Mehr als nur ein „Brotaufstand“- zu den Protesten im Sudan

„Freiheit, Frieden, Gleichheit und Revolution – unsere einzige Möglichkeit!“ war die meist gehörte Parole in den letzten 3 Wochen bei Protesten im Sudan.

(Dieser Artikel wurde am 12.1.19 auf der IWW JAM Seite gefunden: https://www.facebook.com/IWWJAM/)

Seit dem 19. Dezember 2018 gehen die Menschen auf die Strasse und protestieren nicht nur gegen den massiv erhöhten Brotpreis (welcher jetzt wieder zurück erkämpft wurde), sondern vor allem gegen die Regierung – die Muslimbruderschaft, die seit 30 Jahren an der Macht ist.

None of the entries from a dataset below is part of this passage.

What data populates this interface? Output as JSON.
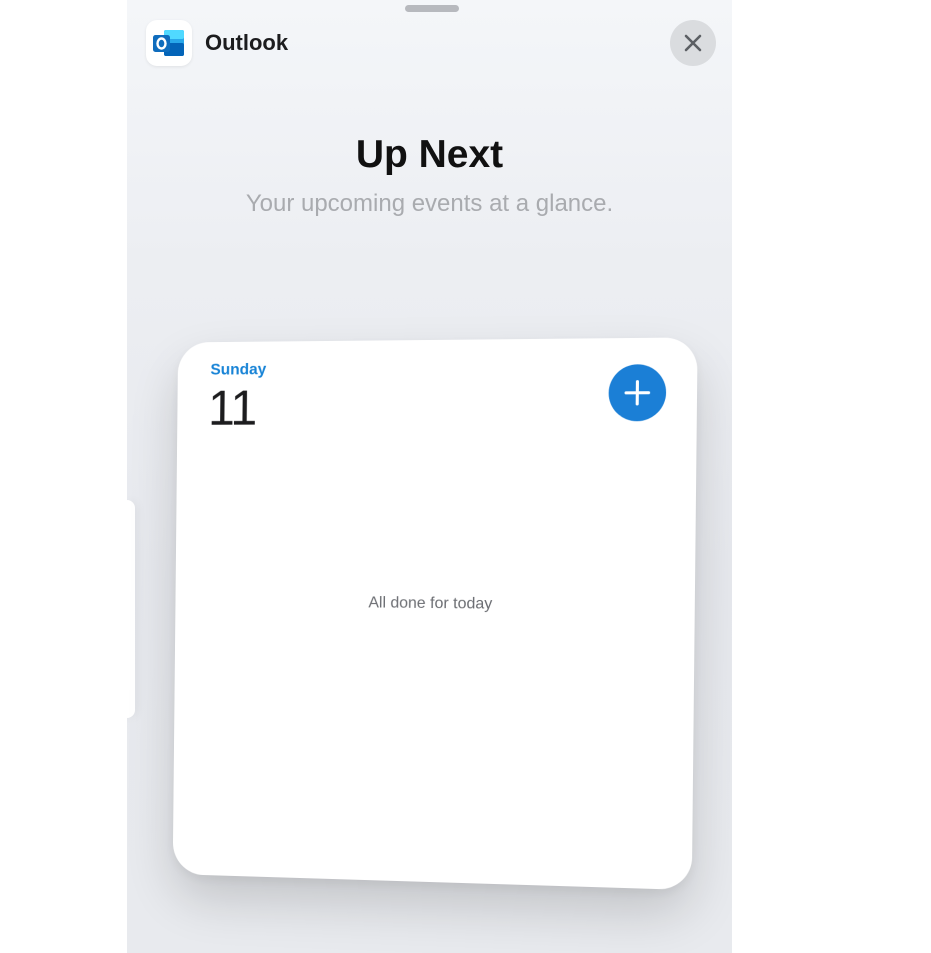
{
  "app": {
    "name": "Outlook",
    "icon": "outlook-icon",
    "brand_color": "#0f6cbd"
  },
  "header": {
    "close_icon": "close-icon"
  },
  "widget_gallery": {
    "title": "Up Next",
    "subtitle": "Your upcoming events at a glance."
  },
  "widget": {
    "day_name": "Sunday",
    "day_number": "11",
    "add_icon": "plus-icon",
    "empty_message": "All done for today",
    "accent_color": "#1b7fd6"
  }
}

Über 50 Protestierende wurden getötet und mehr als 1000 politisch Aktive verhaftet. Inzwischen hat der Präsident die Erhöhung des Brotpreises rückgängig gemacht. Trotzdem wird die Bewegung immer grösser, jeden Tag schliessen sich neue Städte der Protestbewegung an. Denn: sie wollen die Errichtung eines neuen und demokratischen Gesellschaftssystems. Nun haben sich über 50 Gewerkschaften, Parteien, feministische Gruppierungen, Rebell*innen und Student*innen zu der „S.P.A- Sudanese Professionals Association“ zusammen-geschlossen. S.P.A. klingt im Englischen richtig fad – der originale arabische Name benennt die Bewegung treffender. Die Stärke der S.P.A. besteht daraus, dass sich die unterschiedlichsten Menschen demokratisch organisieren.

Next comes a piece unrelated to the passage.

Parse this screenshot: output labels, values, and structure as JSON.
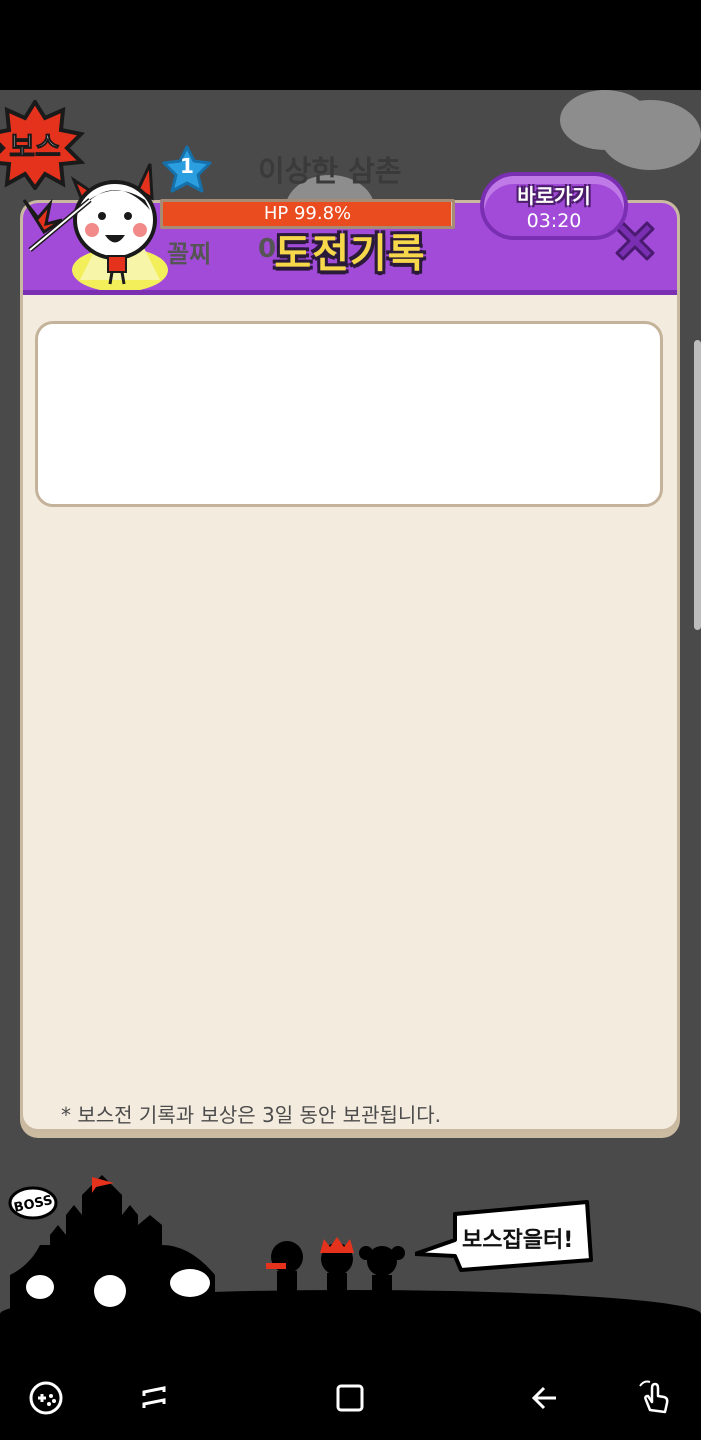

Die Protestbewegung ging in Athbarah von den zwei grössten Gewerkschaften im Sudan aus – die der Eisenbahnarbeiter*innen und Bauern. Bereits ein Monat vor den grossen Protesten, haben die Gewerkschafter*innen gestreikt. Sie haben ihre Arbeit verweigert, worauf viele von der Polizei verhaftet wurden. Als der Arbeitgeber mit ihnen verhandeln wollte, haben sie gefordert, dass zuerst die Gefangen freigelassen wurden müssen – was bis heute nicht geschehen ist.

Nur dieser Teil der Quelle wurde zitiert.